Yesterday my girlfriend and I took a drive to Big Als in Mississauga Ontario.
I dont know if i am allowed to bash LFS on this forum so i wont...just in case.
Anyway, we saw in their African Cichlid show tank a nice sized Demasoni who seemed to be the only Demasoni in the tank. My GF was really impressed by it and would like me to get one for my 80G main tank.
I do not keep an all Male tank, i try to keep 3-4 females for every male as much as possible.
right now this is what i have:

Red Empress 1m 1f
Yellow Lab 14 ( my guess is 50%f, 50%M)
Acei 6 (no clue on ratio unfortunatley)
L. Pearlmutt 1 M
S. Fryeri 1 M

would a single Demasoni work with this mix? I have never kept them so i cannot go by experience.

thanks
M


----------



## F8LBITEva (Nov 9, 2007)

Yes *** kept a single Demasoni before and he did well. The fish's true nature is to be in groups so I gave him to my friend with a Dem colony.


----------



## ridley25 (Jan 5, 2008)

I have a single Demasoni (sex unknown) and a single Ps. Acei Ngara (male) with 6 Yellow Labs in a 38 gallon. Too small, I know, but at least all my beginner's mistakes are still alive.
I've moved a few different Mbuna in and out of the tank since it started in January trying to strike a good balance. When I only had three Labs my Demasoni was a real bugger, chasing everyone all the time. Now that I have 6 Labs he's happy just protecting one pile of rocks. But for the record, as soon as we finish renovating our home I'm moving the whole lot into a 90 or greater...and getting more Demasonis and Aceis. I don't feel great about having singletons; my early purchases were informed by lack of knowledge and lack of patience.
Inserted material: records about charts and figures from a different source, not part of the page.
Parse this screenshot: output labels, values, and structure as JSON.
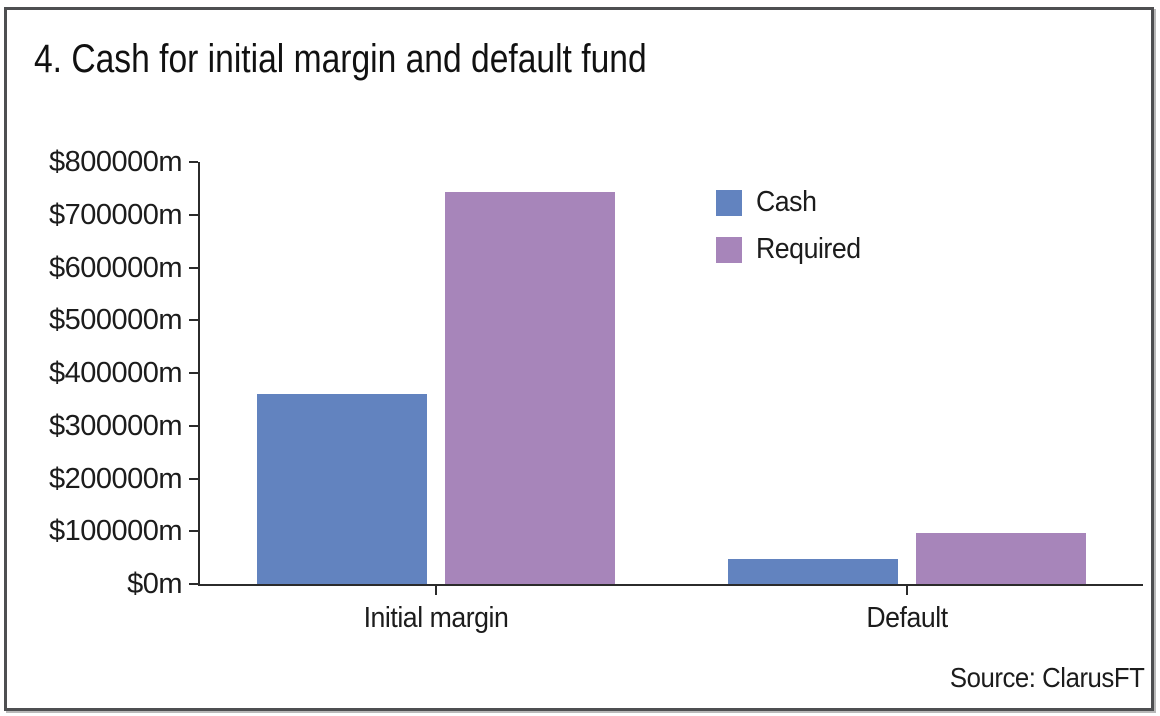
{
  "title": "4. Cash for initial margin and default fund",
  "source": "Source: ClarusFT",
  "colors": {
    "cash": "#6283bf",
    "required": "#a785ba",
    "axis": "#2b2b2b",
    "frame_border": "#4e4f51",
    "text": "#1c1c1c"
  },
  "legend": {
    "items": [
      {
        "label": "Cash",
        "color": "#6283bf"
      },
      {
        "label": "Required",
        "color": "#a785ba"
      }
    ]
  },
  "chart_data": {
    "type": "bar",
    "title": "4. Cash for initial margin and default fund",
    "categories": [
      "Initial margin",
      "Default"
    ],
    "series": [
      {
        "name": "Cash",
        "color": "#6283bf",
        "values": [
          360000,
          48000
        ]
      },
      {
        "name": "Required",
        "color": "#a785ba",
        "values": [
          743000,
          97000
        ]
      }
    ],
    "xlabel": "",
    "ylabel": "",
    "ylim": [
      0,
      800000
    ],
    "y_ticks": [
      {
        "label": "$800000m",
        "value": 800000
      },
      {
        "label": "$700000m",
        "value": 700000
      },
      {
        "label": "$600000m",
        "value": 600000
      },
      {
        "label": "$500000m",
        "value": 500000
      },
      {
        "label": "$400000m",
        "value": 400000
      },
      {
        "label": "$300000m",
        "value": 300000
      },
      {
        "label": "$200000m",
        "value": 200000
      },
      {
        "label": "$100000m",
        "value": 100000
      },
      {
        "label": "$0m",
        "value": 0
      }
    ],
    "grid": false,
    "legend_position": "upper-right-inside",
    "source": "Source: ClarusFT"
  }
}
So I'm not saying you should...but you could.


----------



## Mudkicker (Apr 2, 2003)

so it would seem that there is a chance that the Demasoni can stress out some of the others in the tank...right now it is very well balanced.


----------



## Dewdrop (Nov 20, 2007)

Going by what ridley25 said, you should have enough labs that the dem wouldn't be a problem. I've read alot of people keep just one just fine but you can't keep 2. If you see it stressing out the other fish you can take it back to the LFS or give it to someone.

I guess I should have ask what size tank you have first  Maybe you already have to many fish.


----------



## DJRansome (Oct 29, 2005)

I don't get why keeping a single mbuna in tank with groups of mbuna doesn't result in hybrids. If the Demasoni is a female wouldn't it be harassed by the male-heavy tank? And if the Demasoni is a male, wouldn't he try to breed with the labs and acei?


----------



## ridley25 (Jan 5, 2008)

> I don't get why keeping a single mbuna in tank with groups of mbuna doesn't result in hybrids. If the Demasoni is a female wouldn't it be harassed by the male-heavy tank? And if the Demasoni is a male, wouldn't he try to breed with the labs and acei?


I have to be honest: I don't know the sex of any of my Labs. I used to have 1m 2f Tropheops sp. Red Fin in my tank, and the two females were holding every couple of weeks. The fry that survived were pure Tropheops. My Acei has been vented as a male, but the rest are a mystery. Neither the Demasoni nor any of the Labs have ever held eggs.



> so it would seem that there is a chance that the Demasoni can stress out some of the others in the tank...right now it is very well balanced.


I think (and that's all I can do - I'm new at this) that with the Demasoni having the most aggressive temperament of my three Mbuna varieties, he just needed to have enough cichlids to bully so as to lower the amount of bullying each cichlid received.


----------



## Mudkicker (Apr 2, 2003)

thanks for the advice

i most probably will not chance it because i have a good balance of aggression right now.

instead, i will look into Afra Cobue or White Top Hara.

i have kept Cobue and they are stunning, are the Hara's even nicer? never seen any in person.


----------